Premiers signataires : Ludo Bettens (historien IHOES), Michael Bisschops, Benjamin Blaise (Directeur des Territoires de la Mémoire), Francine Bolle (Historienne CHSG-ULB), Cédric Boonen, Jérôme Delnooz, Milena De Paoli, Eric Florence, Eric Geerkens (professeur d’histoire ULG), Tamara Hannay, Catherine Lanneau (professeure d’histoire ULG), Dawinka Laureys (Historienne IHOES), Véronique Limere (président CAL province de lIège), Alain Marchandise (Médiéviste ULG), Catherine Maréchal, Christophe Masson (ULG), Julien Paulus, Michel Recloux, Lionel Vanvelthem (Historien IHOES), Viktoria Von Hoffmann (Moderniste ULG), François Welter (Directeur du CARHOP), Micheline Zanatta (Présidente IHOES).
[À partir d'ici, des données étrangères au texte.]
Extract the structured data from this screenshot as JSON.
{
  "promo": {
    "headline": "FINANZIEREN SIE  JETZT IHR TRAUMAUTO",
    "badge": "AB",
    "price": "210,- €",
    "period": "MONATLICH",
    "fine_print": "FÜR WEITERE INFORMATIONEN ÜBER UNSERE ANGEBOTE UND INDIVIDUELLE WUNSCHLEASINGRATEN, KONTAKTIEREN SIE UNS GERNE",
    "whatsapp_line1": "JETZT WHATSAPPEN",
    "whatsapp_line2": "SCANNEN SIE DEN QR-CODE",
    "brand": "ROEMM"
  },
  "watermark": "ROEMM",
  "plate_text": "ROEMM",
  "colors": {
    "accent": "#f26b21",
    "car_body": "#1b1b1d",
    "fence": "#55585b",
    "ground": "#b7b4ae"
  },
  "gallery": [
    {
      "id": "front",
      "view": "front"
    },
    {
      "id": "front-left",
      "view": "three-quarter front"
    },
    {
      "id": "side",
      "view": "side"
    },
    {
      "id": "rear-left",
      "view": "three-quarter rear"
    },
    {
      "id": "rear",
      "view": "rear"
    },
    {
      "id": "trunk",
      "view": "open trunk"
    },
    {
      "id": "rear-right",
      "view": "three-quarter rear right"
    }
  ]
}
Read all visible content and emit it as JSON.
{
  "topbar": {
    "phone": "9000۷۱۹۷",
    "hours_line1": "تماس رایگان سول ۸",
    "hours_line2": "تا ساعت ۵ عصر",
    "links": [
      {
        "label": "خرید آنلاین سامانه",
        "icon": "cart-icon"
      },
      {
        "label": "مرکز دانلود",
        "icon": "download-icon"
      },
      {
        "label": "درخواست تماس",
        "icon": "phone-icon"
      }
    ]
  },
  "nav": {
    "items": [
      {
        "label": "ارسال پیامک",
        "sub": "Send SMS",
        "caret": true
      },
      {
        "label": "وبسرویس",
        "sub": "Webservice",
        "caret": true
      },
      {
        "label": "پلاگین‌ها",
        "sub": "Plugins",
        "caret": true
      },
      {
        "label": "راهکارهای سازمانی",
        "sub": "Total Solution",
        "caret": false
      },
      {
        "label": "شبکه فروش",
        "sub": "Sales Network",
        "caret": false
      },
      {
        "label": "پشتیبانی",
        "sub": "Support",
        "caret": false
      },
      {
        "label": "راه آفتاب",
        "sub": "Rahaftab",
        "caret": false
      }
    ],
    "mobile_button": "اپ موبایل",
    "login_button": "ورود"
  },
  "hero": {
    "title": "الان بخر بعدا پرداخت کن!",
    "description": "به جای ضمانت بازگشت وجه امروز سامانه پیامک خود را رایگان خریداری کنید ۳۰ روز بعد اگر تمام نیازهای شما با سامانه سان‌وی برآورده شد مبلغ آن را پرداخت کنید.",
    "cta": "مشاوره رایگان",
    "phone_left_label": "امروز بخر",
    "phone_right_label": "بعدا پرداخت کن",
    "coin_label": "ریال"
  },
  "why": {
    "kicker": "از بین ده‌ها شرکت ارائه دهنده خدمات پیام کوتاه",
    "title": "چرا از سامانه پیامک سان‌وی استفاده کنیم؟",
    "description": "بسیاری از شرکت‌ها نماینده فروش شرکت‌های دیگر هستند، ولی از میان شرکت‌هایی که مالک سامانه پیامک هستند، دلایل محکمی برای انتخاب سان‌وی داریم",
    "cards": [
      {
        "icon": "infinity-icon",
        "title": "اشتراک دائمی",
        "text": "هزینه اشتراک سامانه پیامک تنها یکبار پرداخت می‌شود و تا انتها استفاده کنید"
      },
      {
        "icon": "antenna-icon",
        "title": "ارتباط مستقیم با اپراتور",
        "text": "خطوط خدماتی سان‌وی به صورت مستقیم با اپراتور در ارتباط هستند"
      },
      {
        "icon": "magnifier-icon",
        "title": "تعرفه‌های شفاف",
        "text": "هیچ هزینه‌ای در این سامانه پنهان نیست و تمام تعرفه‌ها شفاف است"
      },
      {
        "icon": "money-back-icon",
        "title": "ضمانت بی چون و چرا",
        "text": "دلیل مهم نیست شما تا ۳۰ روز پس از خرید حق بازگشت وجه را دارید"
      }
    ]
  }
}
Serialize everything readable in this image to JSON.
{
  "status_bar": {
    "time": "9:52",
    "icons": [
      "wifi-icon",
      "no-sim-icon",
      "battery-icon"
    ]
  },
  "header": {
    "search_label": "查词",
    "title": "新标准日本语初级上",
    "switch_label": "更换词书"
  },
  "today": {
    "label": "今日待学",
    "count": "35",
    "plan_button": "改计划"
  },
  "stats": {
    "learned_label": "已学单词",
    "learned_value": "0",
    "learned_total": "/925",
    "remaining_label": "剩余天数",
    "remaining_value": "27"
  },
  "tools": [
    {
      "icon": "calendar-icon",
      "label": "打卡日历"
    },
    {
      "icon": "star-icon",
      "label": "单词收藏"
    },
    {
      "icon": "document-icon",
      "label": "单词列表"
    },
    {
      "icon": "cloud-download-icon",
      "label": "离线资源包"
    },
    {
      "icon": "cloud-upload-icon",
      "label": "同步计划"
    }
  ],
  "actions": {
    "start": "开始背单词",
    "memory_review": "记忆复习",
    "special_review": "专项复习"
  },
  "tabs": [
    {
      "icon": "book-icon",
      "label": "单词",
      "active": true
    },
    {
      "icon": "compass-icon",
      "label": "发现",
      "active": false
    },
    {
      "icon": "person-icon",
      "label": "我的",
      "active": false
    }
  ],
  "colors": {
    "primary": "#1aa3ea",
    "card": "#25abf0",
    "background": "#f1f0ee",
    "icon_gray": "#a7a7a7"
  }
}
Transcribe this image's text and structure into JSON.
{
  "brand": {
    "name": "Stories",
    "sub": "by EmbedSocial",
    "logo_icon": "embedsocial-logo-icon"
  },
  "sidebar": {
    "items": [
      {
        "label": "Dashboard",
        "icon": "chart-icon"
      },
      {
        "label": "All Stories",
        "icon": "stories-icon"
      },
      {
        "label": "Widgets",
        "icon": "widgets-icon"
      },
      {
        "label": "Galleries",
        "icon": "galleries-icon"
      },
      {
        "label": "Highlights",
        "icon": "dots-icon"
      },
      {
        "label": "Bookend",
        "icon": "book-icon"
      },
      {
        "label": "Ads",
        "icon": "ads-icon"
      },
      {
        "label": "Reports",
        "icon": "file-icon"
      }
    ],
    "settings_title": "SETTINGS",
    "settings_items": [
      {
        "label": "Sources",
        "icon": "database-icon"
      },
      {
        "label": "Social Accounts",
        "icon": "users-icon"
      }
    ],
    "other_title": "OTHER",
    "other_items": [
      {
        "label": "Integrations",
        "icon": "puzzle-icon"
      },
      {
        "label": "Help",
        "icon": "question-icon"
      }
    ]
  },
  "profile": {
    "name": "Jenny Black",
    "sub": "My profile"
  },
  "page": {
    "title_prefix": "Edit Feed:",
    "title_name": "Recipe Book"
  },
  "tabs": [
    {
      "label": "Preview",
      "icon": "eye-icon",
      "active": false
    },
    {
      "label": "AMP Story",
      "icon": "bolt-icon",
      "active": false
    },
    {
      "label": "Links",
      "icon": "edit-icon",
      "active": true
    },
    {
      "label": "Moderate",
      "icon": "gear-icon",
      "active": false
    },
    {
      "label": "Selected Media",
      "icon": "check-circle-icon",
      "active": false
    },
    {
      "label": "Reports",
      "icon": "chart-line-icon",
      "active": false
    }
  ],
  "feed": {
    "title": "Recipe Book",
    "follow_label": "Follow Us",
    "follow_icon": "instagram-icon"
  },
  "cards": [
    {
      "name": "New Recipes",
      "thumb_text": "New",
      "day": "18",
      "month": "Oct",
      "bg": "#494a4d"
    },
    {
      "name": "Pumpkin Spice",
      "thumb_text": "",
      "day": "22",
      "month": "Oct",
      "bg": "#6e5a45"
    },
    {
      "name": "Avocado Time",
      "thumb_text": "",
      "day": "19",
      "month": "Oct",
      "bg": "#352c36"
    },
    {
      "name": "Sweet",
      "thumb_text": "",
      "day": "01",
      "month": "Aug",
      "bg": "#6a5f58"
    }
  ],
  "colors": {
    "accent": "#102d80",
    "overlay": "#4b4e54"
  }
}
Ce sont ajouté·es : - Emmanuel Debruyne, historien (UCLouvain) - Ralph Dekoninck, historien de l’art (UCLouvain) - Ingrid Falque, historienne de l’art (UCLouvain) - Caroline Heering, historienne de l’art (UCLouvain) - Jean-François Nieus, historien (UNamur) - Bénédicte Rochet, historienne (UNamur) - Xavier Rousseaux, historien (UCLouvain) - Nicolas Ruffini-Ronzani, historien (UNamur / Archives de l’État) - Jean Vanden Brouck-Parant, archéologue (UCLouvain) - Françoise Van Haeperen, historienne (UCLouvain)

Notes

[1] Stéphane Vande Velde, Puy du Fou : quand les intérêts économiques s’opposent à l’éthique in Le soir du 14.12.2023, p.14

[2] Il s’agit de mise en scène de spectacles « son et lumière » et de vidéomapping.

[3] Florian BESSON, Mathilde LARRÈRE, Guillaume LANCEREAU, Pauline DUCRET, Le Puy du Faux : enquête sur un parc qui déforme l’histoire, Paris, Les Arènes, 2022. On mentionnera également le reportage Histoire, argent, pouvoir : les vrais secrets du Puy du Fou diffusé dans l’émission Complément d'enquête sur France 2 en septembre 2023.

[4] Olivier Bierin d’Ecolo au parlement wallon et Virginie Godet, conseillère communale Vert Ardent à Liège dans un texte Un passé frelaté : Le Puy du Fou, une façon de conquérir les imaginaires publié sur le site du Mouvement Demain fin novembre 2023.